Forward-looking information involves and is subject to known and unknown risks, uncertainties and other factors which may cause the actual results, performance or achievements of the Company and/or its subsidiaries to be materially different from any future results, performance or achievements expressed or implied by the forward-looking information. Such factors include, among others, general business, economic, competitive, political and social uncertainties; the actual results of current exploration activities and feasibility studies; assumptions in economic evaluations which prove to be inaccurate; fluctuations in the value of the United States dollar and the Canadian dollar relative to each other, to the Australian dollar and to other local currencies in the jurisdictions in which the Company operates; changes in project parameters as plans continue to be refined; future prices of gold and other metals; possible variations of ore grade or recovery rates; failure of plant, equipment or processes to operate as anticipated; accidents, labour disputes or slow downs and other risks of the mining industry; climatic conditions; political instability, insurrection or war; arbitrary decisions by governmental authorities; delays in obtaining governmental approvals or financing or in the completion of development or construction activities. Discovery of archaeological ruins of historical value could lead to uncertain delays in the development of the mine at Sukari.
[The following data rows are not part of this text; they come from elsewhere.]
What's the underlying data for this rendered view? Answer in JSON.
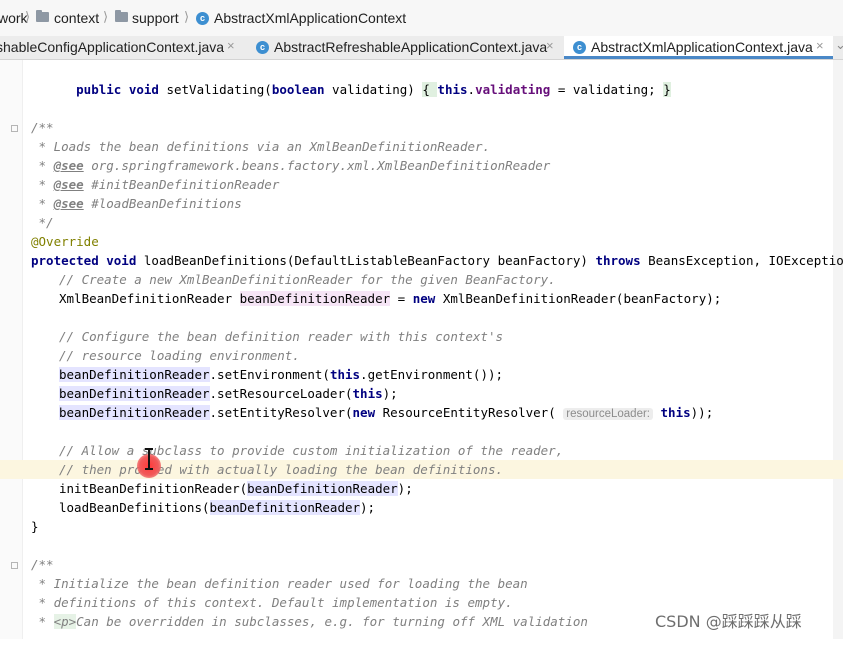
{
  "breadcrumb": {
    "items": [
      "work",
      "context",
      "support",
      "AbstractXmlApplicationContext"
    ],
    "class_icon_letter": "c"
  },
  "tabs": [
    {
      "label": "shableConfigApplicationContext.java",
      "close": "×"
    },
    {
      "label": "AbstractRefreshableApplicationContext.java",
      "close": "×"
    },
    {
      "label": "AbstractXmlApplicationContext.java",
      "close": "×"
    }
  ],
  "tabs_overflow": "⌄",
  "code": {
    "l0": {
      "a": "public void ",
      "b": "setValidating(",
      "c": "boolean ",
      "d": "validating) ",
      "e": "{ ",
      "f": "this",
      "g": ".",
      "h": "validating",
      "i": " = validating; ",
      "j": "}"
    },
    "l3": "/**",
    "l4": " * Loads the bean definitions via an XmlBeanDefinitionReader.",
    "l5": {
      "a": " * ",
      "b": "@see",
      "c": " org.springframework.beans.factory.xml.XmlBeanDefinitionReader"
    },
    "l6": {
      "a": " * ",
      "b": "@see",
      "c": " #initBeanDefinitionReader"
    },
    "l7": {
      "a": " * ",
      "b": "@see",
      "c": " #loadBeanDefinitions"
    },
    "l8": " */",
    "l9": "@Override",
    "l10": {
      "a": "protected void ",
      "b": "loadBeanDefinitions(DefaultListableBeanFactory beanFactory) ",
      "c": "throws ",
      "d": "BeansException, IOException {"
    },
    "l11": "// Create a new XmlBeanDefinitionReader for the given BeanFactory.",
    "l12": {
      "a": "XmlBeanDefinitionReader ",
      "b": "beanDefinitionReader",
      "c": " = ",
      "d": "new ",
      "e": "XmlBeanDefinitionReader(beanFactory);"
    },
    "l14": "// Configure the bean definition reader with this context's",
    "l15": "// resource loading environment.",
    "l16": {
      "a": "beanDefinitionReader",
      "b": ".setEnvironment(",
      "c": "this",
      "d": ".getEnvironment());"
    },
    "l17": {
      "a": "beanDefinitionReader",
      "b": ".setResourceLoader(",
      "c": "this",
      "d": ");"
    },
    "l18": {
      "a": "beanDefinitionReader",
      "b": ".setEntityResolver(",
      "c": "new ",
      "d": "ResourceEntityResolver( ",
      "hint": "resourceLoader:",
      "e": " ",
      "f": "this",
      "g": "));"
    },
    "l20": "// Allow a subclass to provide custom initialization of the reader,",
    "l21": "// then proceed with actually loading the bean definitions.",
    "l22": {
      "a": "initBeanDefinitionReader(",
      "b": "beanDefinitionReader",
      "c": ");"
    },
    "l23": {
      "a": "loadBeanDefinitions(",
      "b": "beanDefinitionReader",
      "c": ");"
    },
    "l24": "}",
    "l26": "/**",
    "l27": " * Initialize the bean definition reader used for loading the bean",
    "l28": " * definitions of this context. Default implementation is empty.",
    "l29": {
      "a": " * ",
      "b": "<p>",
      "c": "Can be overridden in subclasses, e.g. for turning off XML validation"
    }
  },
  "watermark": "CSDN @踩踩踩从踩"
}
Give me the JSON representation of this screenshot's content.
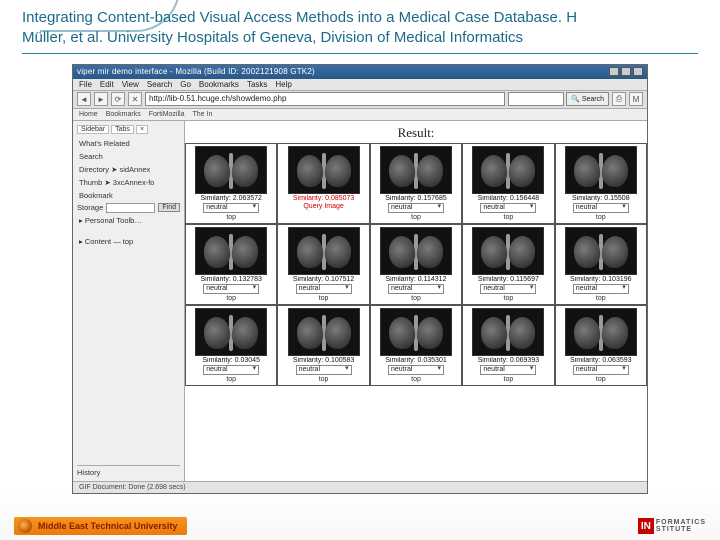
{
  "title": {
    "line1": "Integrating Content-based Visual Access Methods into a Medical Case Database. H",
    "line2": "Müller, et al. University Hospitals of Geneva, Division of Medical Informatics"
  },
  "browser": {
    "window_title": "viper mir demo interface - Mozilla (Build ID: 2002121908 GTK2)",
    "menu": [
      "File",
      "Edit",
      "View",
      "Search",
      "Go",
      "Bookmarks",
      "Tasks",
      "Help"
    ],
    "url": "http://lib-0.51.hcuge.ch/showdemo.php",
    "search_button": "Search",
    "bookmarks": [
      "Home",
      "Bookmarks",
      "FortiMozilla",
      "The In"
    ],
    "status": "GIF  Document: Done (2.698 secs)"
  },
  "sidebar": {
    "tabs": [
      "Sidebar",
      "Tabs"
    ],
    "items": [
      "What's Related",
      "Search",
      "Directory ➤ sidAnnex",
      "Thumb ➤ 3xcAnnex-fo",
      "Bookmark"
    ],
    "storage_label": "Storage",
    "find_button": "Find",
    "tree_root": "▸ Personal Toolb…",
    "content_item": "▸ Content — top",
    "history": "History"
  },
  "content": {
    "heading": "Result:",
    "rows": [
      [
        {
          "sim": "Similarity: 2.063572",
          "sel": "neutral",
          "anno": "top",
          "q": false
        },
        {
          "sim": "Similarity: 0.085073",
          "sel": "",
          "anno": "Query Image",
          "q": true
        },
        {
          "sim": "Similarity: 0.157685",
          "sel": "neutral",
          "anno": "top",
          "q": false
        },
        {
          "sim": "Similarity: 0.156448",
          "sel": "neutral",
          "anno": "top",
          "q": false
        },
        {
          "sim": "Similarity: 0.15508",
          "sel": "neutral",
          "anno": "top",
          "q": false
        }
      ],
      [
        {
          "sim": "Similarity: 0.132783",
          "sel": "neutral",
          "anno": "top",
          "q": false
        },
        {
          "sim": "Similarity: 0.107512",
          "sel": "neutral",
          "anno": "top",
          "q": false
        },
        {
          "sim": "Similarity: 0.114312",
          "sel": "neutral",
          "anno": "top",
          "q": false
        },
        {
          "sim": "Similarity: 0.115697",
          "sel": "neutral",
          "anno": "top",
          "q": false
        },
        {
          "sim": "Similarity: 0.103196",
          "sel": "neutral",
          "anno": "top",
          "q": false
        }
      ],
      [
        {
          "sim": "Similarity: 0.03045",
          "sel": "neutral",
          "anno": "top",
          "q": false
        },
        {
          "sim": "Similarity: 0.100583",
          "sel": "neutral",
          "anno": "top",
          "q": false
        },
        {
          "sim": "Similarity: 0.035301",
          "sel": "neutral",
          "anno": "top",
          "q": false
        },
        {
          "sim": "Similarity: 0.069393",
          "sel": "neutral",
          "anno": "top",
          "q": false
        },
        {
          "sim": "Similarity: 0.063593",
          "sel": "neutral",
          "anno": "top",
          "q": false
        }
      ]
    ]
  },
  "footer": {
    "left": "Middle East Technical University",
    "right_big": "IN",
    "right_small1": "FORMATICS",
    "right_small2": "STITUTE"
  }
}
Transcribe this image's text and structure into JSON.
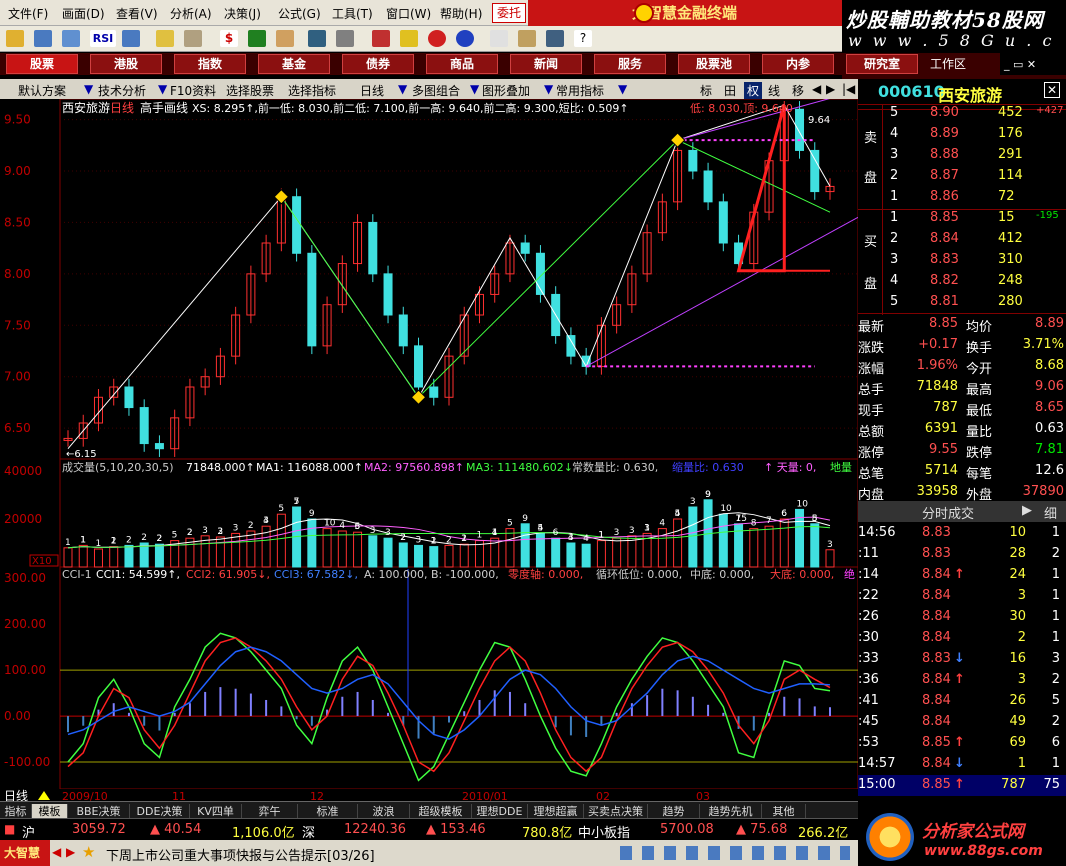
{
  "menu": [
    "文件(F)",
    "画面(D)",
    "查看(V)",
    "分析(A)",
    "决策(J)",
    "公式(G)",
    "工具(T)",
    "窗口(W)",
    "帮助(H)"
  ],
  "entrust": "委托",
  "brand": "大智慧金融终端",
  "watermark_top": {
    "line1": "炒股輔助教材58股网",
    "line2": "w w w . 5 8 G u . c o m"
  },
  "tabs": [
    "股票",
    "港股",
    "指数",
    "基金",
    "债券",
    "商品",
    "新闻",
    "服务",
    "股票池",
    "内参",
    "研究室"
  ],
  "workarea": "工作区",
  "subbar": {
    "items": [
      "默认方案",
      "技术分析",
      "F10资料",
      "选择股票",
      "选择指标",
      "日线",
      "多图组合",
      "图形叠加",
      "常用指标"
    ],
    "right_btns": [
      "标",
      "田",
      "权",
      "线",
      "移"
    ]
  },
  "chart_header": {
    "name": "西安旅游",
    "period": "日线",
    "indicator": "高手画线",
    "values": "XS: 8.295↑,前一低: 8.030,前二低: 7.100,前一高: 9.640,前二高: 9.300,短比: 0.509↑",
    "extra": "低: 8.030,顶: 9.640",
    "right_mark": "9.64"
  },
  "price_axis": [
    "9.50",
    "9.00",
    "8.50",
    "8.00",
    "7.50",
    "7.00",
    "6.50"
  ],
  "price_marks": {
    "low": "6.15"
  },
  "volume_header": {
    "label": "成交量(5,10,20,30,5)",
    "vol": "71848.000↑",
    "ma1": "MA1: 116088.000↑",
    "ma2": "MA2: 97560.898↑",
    "ma3": "MA3: 111480.602↓",
    "ratio": "常数量比: 0.630,",
    "tag1": "缩量比: 0.630",
    "tag2": "↑ 天量: 0,",
    "tag3": "地量"
  },
  "volume_axis": [
    "40000",
    "20000",
    "X10"
  ],
  "volume_counts": [
    "1",
    "1",
    "1",
    "1",
    "1",
    "2",
    "2",
    "2",
    "2",
    "2",
    "5",
    "2",
    "2",
    "3",
    "3",
    "2",
    "3",
    "2",
    "3",
    "4",
    "5",
    "5",
    "7",
    "9",
    "T",
    "10",
    "4",
    "5",
    "6",
    "3",
    "3",
    "2",
    "2",
    "3",
    "2",
    "1",
    "2",
    "2",
    "1",
    "1",
    "1",
    "4",
    "5",
    "9",
    "4",
    "5",
    "6",
    "3",
    "4",
    "4",
    "1",
    "1",
    "3",
    "3",
    "3",
    "1",
    "4",
    "5",
    "4",
    "3",
    "9",
    "9",
    "10",
    "15",
    "7",
    "8",
    "7",
    "6",
    "6",
    "10",
    "8",
    "5",
    "3"
  ],
  "cci_header": {
    "label": "CCI-1",
    "cci1": "CCI1: 54.599↑,",
    "cci2": "CCI2: 61.905↓,",
    "cci3": "CCI3: 67.582↓,",
    "a": "A: 100.000, B: -100.000,",
    "zero": "零度轴: 0.000,",
    "cyc": "循环低位: 0.000,",
    "mid": "中底: 0.000,",
    "big": "大底: 0.000,",
    "last": "绝"
  },
  "cci_axis": [
    "300.00",
    "200.00",
    "100.00",
    "0.00",
    "-100.00"
  ],
  "date_axis": [
    "2009/10",
    "11",
    "12",
    "2010/01",
    "02",
    "03"
  ],
  "period_label": "日线",
  "quote": {
    "code": "000610",
    "name": "西安旅游",
    "sell_label": [
      "卖",
      "盘"
    ],
    "buy_label": [
      "买",
      "盘"
    ],
    "asks": [
      {
        "lvl": "5",
        "price": "8.90",
        "vol": "452",
        "chg": "+427"
      },
      {
        "lvl": "4",
        "price": "8.89",
        "vol": "176",
        "chg": ""
      },
      {
        "lvl": "3",
        "price": "8.88",
        "vol": "291",
        "chg": ""
      },
      {
        "lvl": "2",
        "price": "8.87",
        "vol": "114",
        "chg": ""
      },
      {
        "lvl": "1",
        "price": "8.86",
        "vol": "72",
        "chg": ""
      }
    ],
    "bids": [
      {
        "lvl": "1",
        "price": "8.85",
        "vol": "15",
        "chg": "-195"
      },
      {
        "lvl": "2",
        "price": "8.84",
        "vol": "412",
        "chg": ""
      },
      {
        "lvl": "3",
        "price": "8.83",
        "vol": "310",
        "chg": ""
      },
      {
        "lvl": "4",
        "price": "8.82",
        "vol": "248",
        "chg": ""
      },
      {
        "lvl": "5",
        "price": "8.81",
        "vol": "280",
        "chg": ""
      }
    ],
    "stats": [
      {
        "k1": "最新",
        "v1": "8.85",
        "k2": "均价",
        "v2": "8.89"
      },
      {
        "k1": "涨跌",
        "v1": "+0.17",
        "k2": "换手",
        "v2": "3.71%"
      },
      {
        "k1": "涨幅",
        "v1": "1.96%",
        "k2": "今开",
        "v2": "8.68"
      },
      {
        "k1": "总手",
        "v1": "71848",
        "k2": "最高",
        "v2": "9.06"
      },
      {
        "k1": "现手",
        "v1": "787",
        "k2": "最低",
        "v2": "8.65"
      },
      {
        "k1": "总额",
        "v1": "6391",
        "k2": "量比",
        "v2": "0.63"
      },
      {
        "k1": "涨停",
        "v1": "9.55",
        "k2": "跌停",
        "v2": "7.81"
      },
      {
        "k1": "总笔",
        "v1": "5714",
        "k2": "每笔",
        "v2": "12.6"
      },
      {
        "k1": "内盘",
        "v1": "33958",
        "k2": "外盘",
        "v2": "37890"
      }
    ],
    "trades_tab": "分时成交",
    "trades_tab2": "细",
    "trades": [
      {
        "t": "14:56",
        "p": "8.83",
        "arrow": "",
        "v": "10",
        "n": "1"
      },
      {
        "t": ":11",
        "p": "8.83",
        "arrow": "",
        "v": "28",
        "n": "2"
      },
      {
        "t": ":14",
        "p": "8.84",
        "arrow": "↑",
        "v": "24",
        "n": "1"
      },
      {
        "t": ":22",
        "p": "8.84",
        "arrow": "",
        "v": "3",
        "n": "1"
      },
      {
        "t": ":26",
        "p": "8.84",
        "arrow": "",
        "v": "30",
        "n": "1"
      },
      {
        "t": ":30",
        "p": "8.84",
        "arrow": "",
        "v": "2",
        "n": "1"
      },
      {
        "t": ":33",
        "p": "8.83",
        "arrow": "↓",
        "v": "16",
        "n": "3"
      },
      {
        "t": ":36",
        "p": "8.84",
        "arrow": "↑",
        "v": "3",
        "n": "2"
      },
      {
        "t": ":41",
        "p": "8.84",
        "arrow": "",
        "v": "26",
        "n": "5"
      },
      {
        "t": ":45",
        "p": "8.84",
        "arrow": "",
        "v": "49",
        "n": "2"
      },
      {
        "t": ":53",
        "p": "8.85",
        "arrow": "↑",
        "v": "69",
        "n": "6"
      },
      {
        "t": "14:57",
        "p": "8.84",
        "arrow": "↓",
        "v": "1",
        "n": "1"
      },
      {
        "t": "15:00",
        "p": "8.85",
        "arrow": "↑",
        "v": "787",
        "n": "75"
      }
    ]
  },
  "bottom_tabs": [
    "指标",
    "模板",
    "BBE决策",
    "DDE决策",
    "KV四单",
    "弈午",
    "标准",
    "波浪",
    "超级模板",
    "理想DDE",
    "理想超赢",
    "买卖点决策",
    "趋势",
    "趋势先机",
    "其他"
  ],
  "ticker": {
    "sh_label": "沪",
    "sh": "3059.72",
    "sh_chg": "▲ 40.54",
    "sh_amt": "1,106.0亿",
    "sz_label": "深",
    "sz": "12240.36",
    "sz_chg": "▲ 153.46",
    "sz_amt": "780.8亿",
    "zx_label": "中小板指",
    "zx": "5700.08",
    "zx_chg": "▲ 75.68",
    "zx_amt": "266.2亿"
  },
  "footer": {
    "brand": "大智慧",
    "news": "下周上市公司重大事项快报与公告提示[03/26]"
  },
  "logo_bottom": {
    "line1": "分析家公式网",
    "line2": "www.88gs.com"
  },
  "chart_data": [
    {
      "type": "line",
      "title": "西安旅游 日线",
      "ylim": [
        6.2,
        9.7
      ],
      "y_ticks": [
        9.5,
        9.0,
        8.5,
        8.0,
        7.5,
        7.0,
        6.5
      ],
      "series": [
        {
          "name": "",
          "values": [
            6.4,
            6.55,
            6.8,
            6.9,
            6.7,
            6.35,
            6.3,
            6.6,
            6.9,
            7.0,
            7.2,
            7.6,
            8.0,
            8.3,
            8.75,
            8.2,
            7.3,
            7.7,
            8.1,
            8.5,
            8.0,
            7.6,
            7.3,
            6.9,
            6.8,
            7.2,
            7.6,
            7.8,
            8.0,
            8.3,
            8.2,
            7.8,
            7.4,
            7.2,
            7.1,
            7.5,
            7.7,
            8.0,
            8.4,
            8.7,
            9.2,
            9.0,
            8.7,
            8.3,
            8.1,
            8.6,
            9.1,
            9.6,
            9.2,
            8.8,
            8.85
          ]
        }
      ],
      "lows": [
        6.15,
        6.8,
        7.1,
        8.03
      ],
      "highs": [
        8.75,
        8.55,
        8.35,
        9.3,
        9.64
      ]
    },
    {
      "type": "bar",
      "title": "成交量",
      "ylim": [
        0,
        40000
      ],
      "y_ticks": [
        40000,
        20000
      ],
      "values": [
        8000,
        9000,
        7500,
        8500,
        9000,
        10000,
        9500,
        11000,
        12000,
        13000,
        12500,
        14000,
        15000,
        17000,
        22000,
        25000,
        20000,
        16000,
        15000,
        14500,
        13000,
        12000,
        10000,
        9000,
        8500,
        9000,
        9500,
        11000,
        12000,
        16000,
        18000,
        14000,
        12000,
        10000,
        9500,
        11000,
        12000,
        13000,
        14000,
        16000,
        20000,
        25000,
        28000,
        22000,
        18000,
        16000,
        17000,
        20000,
        24000,
        18000,
        7185
      ]
    },
    {
      "type": "line",
      "title": "CCI-1",
      "ylim": [
        -150,
        320
      ],
      "y_ticks": [
        300,
        200,
        100,
        0,
        -100
      ],
      "series": [
        {
          "name": "CCI1",
          "values": [
            -100,
            -60,
            40,
            80,
            20,
            -60,
            -90,
            20,
            80,
            150,
            180,
            170,
            140,
            100,
            60,
            -20,
            -60,
            40,
            120,
            150,
            100,
            20,
            -60,
            -140,
            -110,
            -40,
            30,
            100,
            160,
            150,
            80,
            0,
            -70,
            -120,
            -130,
            -60,
            20,
            80,
            130,
            170,
            160,
            120,
            70,
            20,
            -80,
            -90,
            20,
            120,
            110,
            60,
            55
          ]
        },
        {
          "name": "CCI2",
          "values": [
            -110,
            -80,
            0,
            60,
            40,
            -30,
            -70,
            -20,
            50,
            120,
            160,
            170,
            150,
            120,
            80,
            20,
            -30,
            0,
            80,
            130,
            110,
            50,
            -20,
            -100,
            -120,
            -80,
            -10,
            60,
            120,
            150,
            120,
            50,
            -30,
            -90,
            -120,
            -90,
            -10,
            60,
            110,
            150,
            160,
            140,
            100,
            50,
            -20,
            -60,
            -10,
            80,
            100,
            80,
            62
          ]
        },
        {
          "name": "CCI3",
          "values": [
            -40,
            -30,
            -10,
            10,
            20,
            10,
            0,
            10,
            30,
            70,
            110,
            140,
            150,
            140,
            120,
            90,
            60,
            50,
            60,
            80,
            90,
            70,
            30,
            -10,
            -40,
            -50,
            -30,
            0,
            40,
            80,
            100,
            90,
            60,
            20,
            -10,
            -20,
            -10,
            20,
            50,
            90,
            120,
            130,
            120,
            100,
            80,
            60,
            50,
            60,
            70,
            70,
            68
          ]
        }
      ]
    }
  ]
}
Although the Company has attempted to identify important factors that could cause actual actions, events or results to differ materially from those described in forward-looking information, there may be other factors that cause actions, events or results to differ from those anticipated, estimated or intended. Forward-looking information contained herein is made as of the date of this announcement and the Company disclaims any obligation to update any forward-looking information, whether as a result of new information, future events or results or otherwise. There can be no assurance that forward-looking information or statements will prove to be accurate, as actual results and future events could differ materially from those anticipated in such information or statements. Accordingly, readers should not place undue reliance on forward-looking statements.